One of the biggest shortcomings in evaluating players’ performance based on their performance statistics (i.e., the outcome of the batter—pitcher matchup) is the uneven quality of opponents that players face. Baseball analysts have made it a priority to adjust for the ballpark in which the players perform, recognizing the profound effect it can have on a player’s accomplishments, as measured by his performance stats. But far less energy has been devoted to adjusting for the quality of the competitors a batter or pitcher face over the course of a season. In the case of ballparks, perhaps the potential effects are more obvious as we watch a 320 foot pop up into the right field corner at Yankee Stadium land in the seats for a home run. We intuitively know (or the broadcasters will tell us) that in 29 other ballparks the right fielder would have camped under the ball to record a routine out. As a result, park factors have become a common element of baseball analysis and player evaluation. It’s far less obvious (and difficult to measure) that the MLB schedule dictates that some hitters routinely face difficult pitchers, while others face pitchers that are less accomplished. The quality of opponents is even more varied for starting pitchers. Take an unbalanced schedule and match up a starter with an opponent team every 5th day and you’re apt to get an even more skewed distribution of batter-pitcher matchups.
There are many ways to create a statistical adjustment in the form of an “opponent factor”—much like a park factor—some more complicated than others. The simplest albeit crude adjustment is to look at the OPS of the opponent a pitcher faces. For perspective, the MLB average OPS for this season is .726 (.718 in the NL and .734 in the AL, with the difference largely due to the designated hitter). The Rays’ David Price has faced opponent lineups this year that have hit left-handed starting pitchers to the tune of a .757 OPS. On the other extreme, the Cardinals’ Jaime Garcia (currently injured) has faced opponents with a .693 OPS. The reasons this gap is so large is the combination of the unbalanced schedule and the wide range of offensive performance across teams. For example, the Cardinals are batting a remarkable .861 against left-handed starting pitchers, while a team in their same division, the Cubs are hitting a meager .645—a difference of over 200 percentage points in OPS.
Using our simplistic measure of the quality of a starting pitcher’s opponents, it’s interesting to note the clustering of the “degree of difficulty” by Division. The AL East hits .751 against LH starters and .738 vs. RH starters. The comparable MLB-wide OPS stats are .729 and .724, respectively. So, it is not surprising to see 4 Oriole starting pitchers among the top 20 pitchers that have faced the toughest lineups this season. In fact, 9 of the top 20 are AL East pitchers. There are only three National Leaguers in the top 20—Mike Minor (2), Eric Bedard (14), and Paul Maholm (20).

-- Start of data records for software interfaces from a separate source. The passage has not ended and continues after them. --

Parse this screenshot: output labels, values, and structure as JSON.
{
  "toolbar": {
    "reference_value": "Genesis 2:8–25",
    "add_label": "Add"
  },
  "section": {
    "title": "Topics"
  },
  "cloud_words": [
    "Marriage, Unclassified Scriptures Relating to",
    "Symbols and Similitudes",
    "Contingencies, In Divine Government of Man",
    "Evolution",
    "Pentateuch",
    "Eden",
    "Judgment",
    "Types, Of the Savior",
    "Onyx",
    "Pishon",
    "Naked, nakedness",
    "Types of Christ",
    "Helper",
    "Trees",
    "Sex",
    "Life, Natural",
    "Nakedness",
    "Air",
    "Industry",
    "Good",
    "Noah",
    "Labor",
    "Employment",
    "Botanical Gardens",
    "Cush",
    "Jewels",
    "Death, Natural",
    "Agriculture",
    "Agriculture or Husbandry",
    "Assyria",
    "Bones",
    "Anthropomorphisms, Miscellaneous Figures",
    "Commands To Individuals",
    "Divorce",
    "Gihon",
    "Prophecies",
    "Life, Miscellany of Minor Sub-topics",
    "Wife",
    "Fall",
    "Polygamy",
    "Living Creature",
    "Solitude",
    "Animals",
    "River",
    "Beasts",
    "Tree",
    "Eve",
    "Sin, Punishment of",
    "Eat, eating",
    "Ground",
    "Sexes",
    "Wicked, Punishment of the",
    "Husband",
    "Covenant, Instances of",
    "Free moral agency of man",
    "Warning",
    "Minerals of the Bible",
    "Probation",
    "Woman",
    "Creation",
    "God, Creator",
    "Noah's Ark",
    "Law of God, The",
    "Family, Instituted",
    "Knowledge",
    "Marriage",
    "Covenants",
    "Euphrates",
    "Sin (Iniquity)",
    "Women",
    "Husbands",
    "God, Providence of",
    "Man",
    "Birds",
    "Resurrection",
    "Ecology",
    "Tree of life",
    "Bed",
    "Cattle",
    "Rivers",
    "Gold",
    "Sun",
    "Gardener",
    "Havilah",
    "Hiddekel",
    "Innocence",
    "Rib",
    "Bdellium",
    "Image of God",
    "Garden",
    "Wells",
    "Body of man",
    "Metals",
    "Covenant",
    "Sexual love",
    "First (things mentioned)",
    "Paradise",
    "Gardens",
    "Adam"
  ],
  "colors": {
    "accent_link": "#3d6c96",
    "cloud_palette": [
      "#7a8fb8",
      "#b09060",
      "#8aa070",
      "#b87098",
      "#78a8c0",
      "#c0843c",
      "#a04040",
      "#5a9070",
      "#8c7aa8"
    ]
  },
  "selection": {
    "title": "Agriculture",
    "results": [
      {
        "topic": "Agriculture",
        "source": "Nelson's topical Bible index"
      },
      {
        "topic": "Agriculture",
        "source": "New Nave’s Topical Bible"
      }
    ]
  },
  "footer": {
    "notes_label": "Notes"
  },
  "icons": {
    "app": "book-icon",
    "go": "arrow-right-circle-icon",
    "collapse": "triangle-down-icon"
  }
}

Minor faced the Yankees twice, with their gaudy .839 OPS against lefty starters.
On the other end of the spectrum, the bottom 20 list—the pitcher’s that faced the weakest lineups— is loaded with NL’ers, including every Rockies starter. Several notables are Madison Bumgarner and Gio Gonzalez. Out of 140 starting pitchers, they rank 129 and 134, respectively, in terms of the degree of difficulty their opponent lineups presented. The only American League starters in the bottom 20 are Scott Diamond (123), Ricky Romero (125).
I incorporate these adjustments into my Starting Pitcher Ranking system (SPR), which I will write more about in the coming weeks. Given the acceptance of ballpark effects and the overall level of sophistication of statistical analysis in today’s game, it’s time to formalize our adjustment of all players’ performance stats for the quality of the opposition.